Short story
I am currently trying to implement LPA* in an existing navigation system and find the algorithm seems to loop forever, expanding the same vertices over and over again. I am wondering what is causing this to happen, and what I can do to rectify this.
Long story
The navigation system uses Dijkstra so far. As I am extending it to react to changes in the traffic situation (and thus edge costs) by changing the already-calculated route, I decided to go for LPA*, as it is essentially an evolution of Dijkstra.
The existing Dijkstra implementation diverts from the canonical one in a few ways:
- The cost of a vertex is the cost to reach the destination from that vertex. Cost thus descreases as we travel along the route, the destination (theoretically) has a cost of zero. This way, the route graph remains valid as the vehicle position changes, as long as the destination remains the same.
- If the destination is off-road, it is not directly represented by a vertex. Instead, a handful of nearby vertices are given a cost slightly above zero and inserted in the priority queue. (That initial cost can still be lowered—it is as if each of these nodes were directly connected to the destination with a vertex whose cost is equal to the cost of the node.)
- Current position works in a similar way: it may be off-road or in the middle of a vertex, so we simply add a penalty to the nearest vertex.
- The algorithm terminates after the last vertex in the graph has been visited, even if all vertices around the current position have already been expanded. That allows us to keep the route graph even if the vehicle takes a wrong turn and ends up in a place from which the destination is much more expensive to reach.
- Each vertex maintains a pointer to the next edge along the cheapest path from that vertex to the destination. Where ambiguities exist, the pointer may point to any acceptable edge (the decision is probably stable across multiple runs, but not guaranteed to be).
- Instead of infinity, we use $2^{31} - 1$, or
0x7FFFFFFF
(largest positive signed 32-bit integer) as pseudo-infinity. Since cost represents travel time in tenths of seconds, the maximum is in the order of magnitude of several years, and any numbers likely to be encountered in practice are several orders of magnitude below it. - Most edges are traversable in both directions (and, technically, if they aren’t, their cost is simply pseudo-infinity). Therefore, most successors of any given vertex are also predecessors of it, and vice versa.

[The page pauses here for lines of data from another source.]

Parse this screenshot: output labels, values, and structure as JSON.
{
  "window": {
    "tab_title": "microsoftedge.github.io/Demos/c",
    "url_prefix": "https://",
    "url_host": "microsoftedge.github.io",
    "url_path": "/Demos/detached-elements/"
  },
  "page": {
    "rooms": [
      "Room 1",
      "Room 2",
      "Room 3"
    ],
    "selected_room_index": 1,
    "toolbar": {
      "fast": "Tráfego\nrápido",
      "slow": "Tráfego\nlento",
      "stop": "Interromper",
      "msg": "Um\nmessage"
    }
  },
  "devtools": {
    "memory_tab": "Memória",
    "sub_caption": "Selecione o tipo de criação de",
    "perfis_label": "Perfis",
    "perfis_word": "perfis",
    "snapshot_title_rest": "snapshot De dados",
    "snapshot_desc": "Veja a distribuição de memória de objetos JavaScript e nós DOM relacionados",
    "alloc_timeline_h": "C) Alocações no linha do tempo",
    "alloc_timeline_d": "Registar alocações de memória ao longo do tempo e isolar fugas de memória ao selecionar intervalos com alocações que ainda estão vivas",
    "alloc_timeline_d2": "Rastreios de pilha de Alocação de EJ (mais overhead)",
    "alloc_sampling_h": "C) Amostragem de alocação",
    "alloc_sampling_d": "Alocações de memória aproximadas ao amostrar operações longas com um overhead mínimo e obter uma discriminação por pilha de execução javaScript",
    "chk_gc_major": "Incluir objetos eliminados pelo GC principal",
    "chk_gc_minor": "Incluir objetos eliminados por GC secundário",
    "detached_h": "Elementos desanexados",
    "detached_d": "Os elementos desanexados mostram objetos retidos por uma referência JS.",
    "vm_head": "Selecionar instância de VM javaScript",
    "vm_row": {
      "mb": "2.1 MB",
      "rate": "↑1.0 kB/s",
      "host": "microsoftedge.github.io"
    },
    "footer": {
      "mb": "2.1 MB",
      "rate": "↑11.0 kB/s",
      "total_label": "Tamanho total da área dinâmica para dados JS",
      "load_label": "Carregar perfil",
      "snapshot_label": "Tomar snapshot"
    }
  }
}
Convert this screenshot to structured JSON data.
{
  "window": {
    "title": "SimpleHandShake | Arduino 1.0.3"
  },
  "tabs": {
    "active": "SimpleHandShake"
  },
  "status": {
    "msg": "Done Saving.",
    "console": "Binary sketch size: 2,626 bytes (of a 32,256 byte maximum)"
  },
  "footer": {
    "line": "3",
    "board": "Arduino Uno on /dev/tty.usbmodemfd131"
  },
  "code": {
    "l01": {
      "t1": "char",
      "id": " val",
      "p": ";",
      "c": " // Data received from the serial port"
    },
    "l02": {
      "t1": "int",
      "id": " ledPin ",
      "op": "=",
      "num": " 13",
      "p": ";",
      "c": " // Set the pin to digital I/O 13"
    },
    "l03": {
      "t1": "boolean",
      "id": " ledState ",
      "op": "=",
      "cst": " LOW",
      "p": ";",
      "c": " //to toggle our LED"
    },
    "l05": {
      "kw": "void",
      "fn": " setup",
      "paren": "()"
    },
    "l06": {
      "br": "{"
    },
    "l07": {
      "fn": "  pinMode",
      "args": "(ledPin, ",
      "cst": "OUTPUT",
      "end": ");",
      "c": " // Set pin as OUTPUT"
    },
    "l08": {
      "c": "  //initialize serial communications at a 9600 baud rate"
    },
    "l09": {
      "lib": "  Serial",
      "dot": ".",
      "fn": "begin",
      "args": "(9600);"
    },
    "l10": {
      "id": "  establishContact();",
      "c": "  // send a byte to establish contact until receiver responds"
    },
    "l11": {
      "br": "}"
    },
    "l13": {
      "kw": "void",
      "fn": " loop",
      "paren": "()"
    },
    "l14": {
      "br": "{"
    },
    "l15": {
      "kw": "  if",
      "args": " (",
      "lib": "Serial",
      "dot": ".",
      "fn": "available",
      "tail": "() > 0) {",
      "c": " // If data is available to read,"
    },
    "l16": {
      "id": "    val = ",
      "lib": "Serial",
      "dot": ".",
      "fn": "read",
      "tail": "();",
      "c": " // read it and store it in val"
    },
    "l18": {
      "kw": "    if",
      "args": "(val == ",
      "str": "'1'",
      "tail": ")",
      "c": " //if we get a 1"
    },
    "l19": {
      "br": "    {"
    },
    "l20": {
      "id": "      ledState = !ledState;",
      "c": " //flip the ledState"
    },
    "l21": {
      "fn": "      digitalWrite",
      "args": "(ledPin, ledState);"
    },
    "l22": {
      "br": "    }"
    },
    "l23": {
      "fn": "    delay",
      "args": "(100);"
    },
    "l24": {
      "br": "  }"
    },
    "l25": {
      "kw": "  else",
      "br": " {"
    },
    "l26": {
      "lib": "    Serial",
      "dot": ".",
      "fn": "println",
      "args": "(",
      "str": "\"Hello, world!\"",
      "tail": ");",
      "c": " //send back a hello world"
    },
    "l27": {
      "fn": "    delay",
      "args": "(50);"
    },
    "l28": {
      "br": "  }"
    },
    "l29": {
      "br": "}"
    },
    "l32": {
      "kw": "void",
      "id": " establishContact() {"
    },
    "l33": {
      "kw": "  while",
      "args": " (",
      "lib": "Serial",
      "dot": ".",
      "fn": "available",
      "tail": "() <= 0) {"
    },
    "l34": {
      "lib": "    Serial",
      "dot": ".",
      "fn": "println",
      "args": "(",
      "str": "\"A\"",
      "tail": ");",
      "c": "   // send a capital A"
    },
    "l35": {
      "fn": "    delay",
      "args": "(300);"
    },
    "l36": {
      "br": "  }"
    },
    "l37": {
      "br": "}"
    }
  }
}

I have maintained these diversions and kept the existing data structures, adding just a rhs
member to the vertex data structure. Further deviations from canonical LPA* I introduced:
- For the moment, Dijkstra is still used for the original route (I am planning to move everything to LPA* in a later step). When a vertex is visited, I set its
rhs
member to its value so it will appear locally consistent to a subsequent LPA* run. - I use a fixed heuristic, $h = 0$. This is valid for A* (effectively turning it into Dijkstra) and thus also for LPA*, and makes it easier for Dijkstra and LPA* to coexist.
- Because $h = 0$, there is no need for the two-dimensional keys in the priority queue (as both elements if each key would always be identical). That permits me to keep using the Fibonacci heap for the priority queue in the same manner as with Dijkstra.
- Rather than a simple addition of edge and route costs, I use a function with some overflow protection. If one of the two operands is
0x7FFFFFFF
(pseudo-infinity), this is also returned as a result. - Similar to the Dijkstra implementation, I do not terminate until the entire route graph is flooded.
However, if I change some edge costs in an already-flooded route graph and then run my LPA* implementation on it, it keeps looping. Debug output shows me that it is expanding the same vertices over and over again, with their costs increasing. What appears to happen here:
- A vertex $v$ is updated.
- All vertices in $Succ(v)$ (essentially all neighbors of $v$) are updated.
- For each $u \in Succ(v)$, all vertices in $Succ(u)$ are updated. Since (in most cases) $v \in Succ(u)$, $v$ is updated again and the cycle starts over.
What I have tried:
- After updating $v$, specifically exclude its shortest-path predecessor (i.e. the next vertex towards the destination) from being updated. That causes the LPA* implementation to terminate in a time simila to Dijkstra, but leaves me with loops in the route graph (i.e. two adjacent vertices both pointing to the edge connecting them).
- If, in addition to the above, while updating a vertex, I skip other vertices which would create a loop condition, that leaves me with the part of the route graph “upstream” from the changed segments having maximum cost.
Where is the error, and how can I fix it?